Sir George Gillespie Baker, OBE, PC (25 April 1910–13 June 1984) was President of the Family Division (formerly of the Probate, Divorce and Admiralty Division) of the High Court of Justice from 1971 to 1979 and a Judge in the Division from 1961 to 1979.[1]
He also served as Assistant Adjutant General on the British War Crimes Executive at the Nuremberg Trials from 1945 to 1946.[1]
Biography
George Gillespie Baker was educated at Glasgow Academy; Strathallan School, Perthshire and Brasenose College, Oxford (Hon. Scholarship; Senator Hulme Scholar), where he later became an Honorary Fellow. He received a Call to the bar by the Middle Temple in 1932 and would in later life become Treasurer of the Inn in 1976.[1] At the beginning of the Second World War Baker joined the army and after a brief spell in the Queen's Own Royal West Kent Regiment he was commissioned in the Cameronians (Scottish Rifles) in 1940.[1]
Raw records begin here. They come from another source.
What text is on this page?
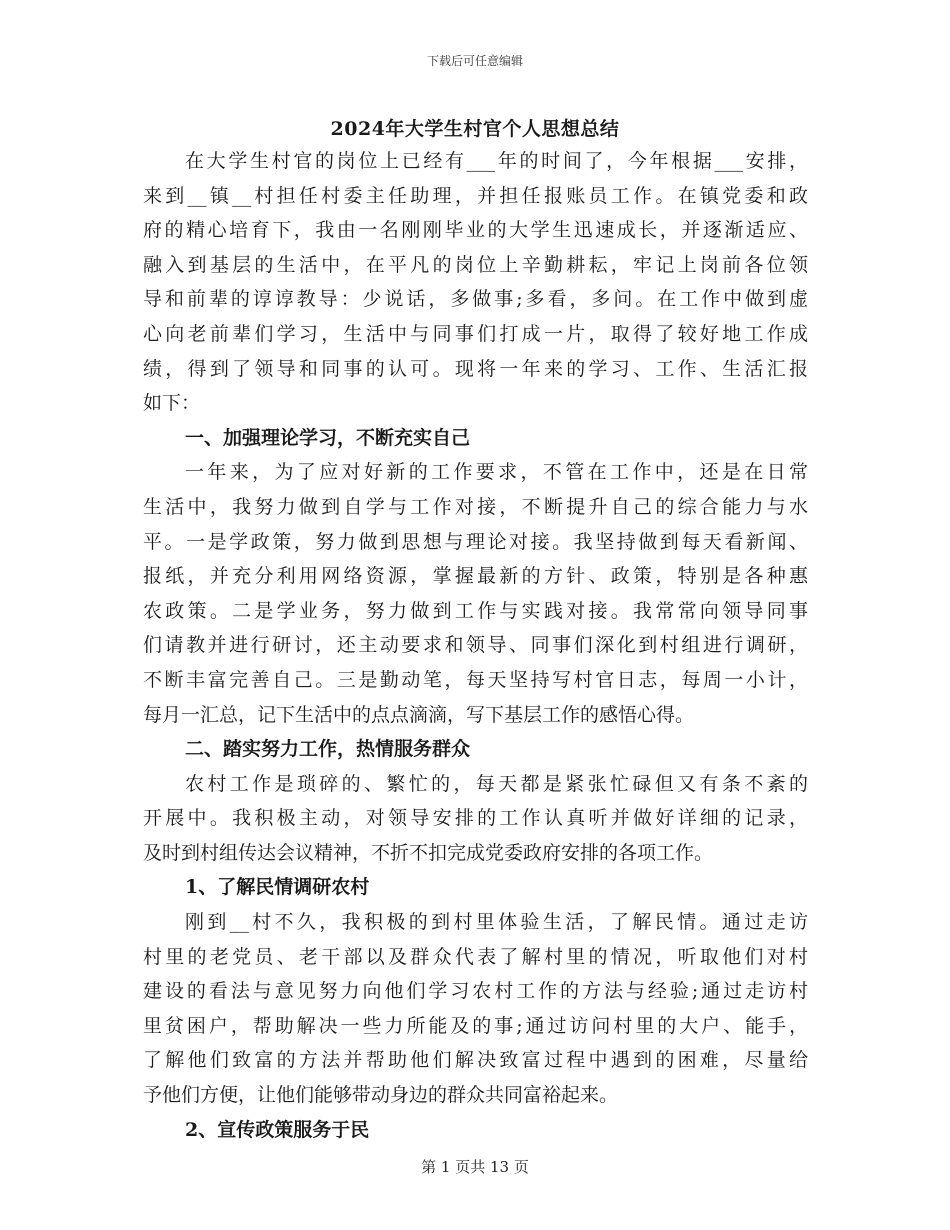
下载后可任意编辑
2024年大学生村官个人思想总结
在大学生村官的岗位上已经有___年的时间了，今年根据___安排，
来到__镇__村担任村委主任助理，并担任报账员工作。在镇党委和政
府的精心培育下，我由一名刚刚毕业的大学生迅速成长，并逐渐适应、
融入到基层的生活中，在平凡的岗位上辛勤耕耘，牢记上岗前各位领
导和前辈的谆谆教导：少说话，多做事;多看，多问。在工作中做到虚
心向老前辈们学习，生活中与同事们打成一片，取得了较好地工作成
绩，得到了领导和同事的认可。现将一年来的学习、工作、生活汇报
如下：
一、加强理论学习，不断充实自己
一年来，为了应对好新的工作要求，不管在工作中，还是在日常
生活中，我努力做到自学与工作对接，不断提升自己的综合能力与水
平。一是学政策，努力做到思想与理论对接。我坚持做到每天看新闻、
报纸，并充分利用网络资源，掌握最新的方针、政策，特别是各种惠
农政策。二是学业务，努力做到工作与实践对接。我常常向领导同事
们请教并进行研讨，还主动要求和领导、同事们深化到村组进行调研，
不断丰富完善自己。三是勤动笔，每天坚持写村官日志，每周一小计，
每月一汇总，记下生活中的点点滴滴，写下基层工作的感悟心得。
二、踏实努力工作，热情服务群众
农村工作是琐碎的、繁忙的，每天都是紧张忙碌但又有条不紊的
开展中。我积极主动，对领导安排的工作认真听并做好详细的记录，
及时到村组传达会议精神，不折不扣完成党委政府安排的各项工作。
1、了解民情调研农村
刚到__村不久，我积极的到村里体验生活，了解民情。通过走访
村里的老党员、老干部以及群众代表了解村里的情况，听取他们对村
建设的看法与意见努力向他们学习农村工作的方法与经验;通过走访村
里贫困户，帮助解决一些力所能及的事;通过访问村里的大户、能手，
了解他们致富的方法并帮助他们解决致富过程中遇到的困难，尽量给
予他们方便，让他们能够带动身边的群众共同富裕起来。
2、宣传政策服务于民
第 1 页共 13 页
Baker served as Deputy Assistant Adjutant General at the War Office 1941–1942, Assistant Adjutant General with the Allied Force Headquarters 1942–44, Colonel 'A' 15th Army Group, 1945 and Assistant Adjutant General on the British War Crimes Executive at the Nuremberg Trials in 1945–1946.[1] In 1945 he unsuccessfully contested the Southall (UK Parliament constituency) in the 1945 United Kingdom general election as a Conservative candidate.[1]
After the war Baker resumed his career at the Bar, mostly on the then Oxford Circuit.[1] He was Recorder in turn of Bridgnorth (1946-1951), Smethwick (1951-1952) and Wolverhampton (1952-1961).[1] Appointed a Queen's Counsel in 1952, Deputy Chairman of the Shropshire Quarter Sessions from 1954 until 1971 and Leader of the Oxford Circuit for seven years until his promotion to a High Court Judge in 1961.[1] Baker's deep personal integrity was founded on his staunch Presbyterian faith.
Honours/Awards
- Appointed an Officer of the Most Excellent Order of the British Empire, 1945.[1]
- Appointed a Knight Bachelor in 1961.[1]
- Appointed a Privy Counsellor of the Privy Council of the United Kingdom in 1971.[1]
- Honorary Member Canadian Bar Association.[1]
- Freedom of the City of London, 1981.[1]
References
- Obituary, The Times, 14 June 1984.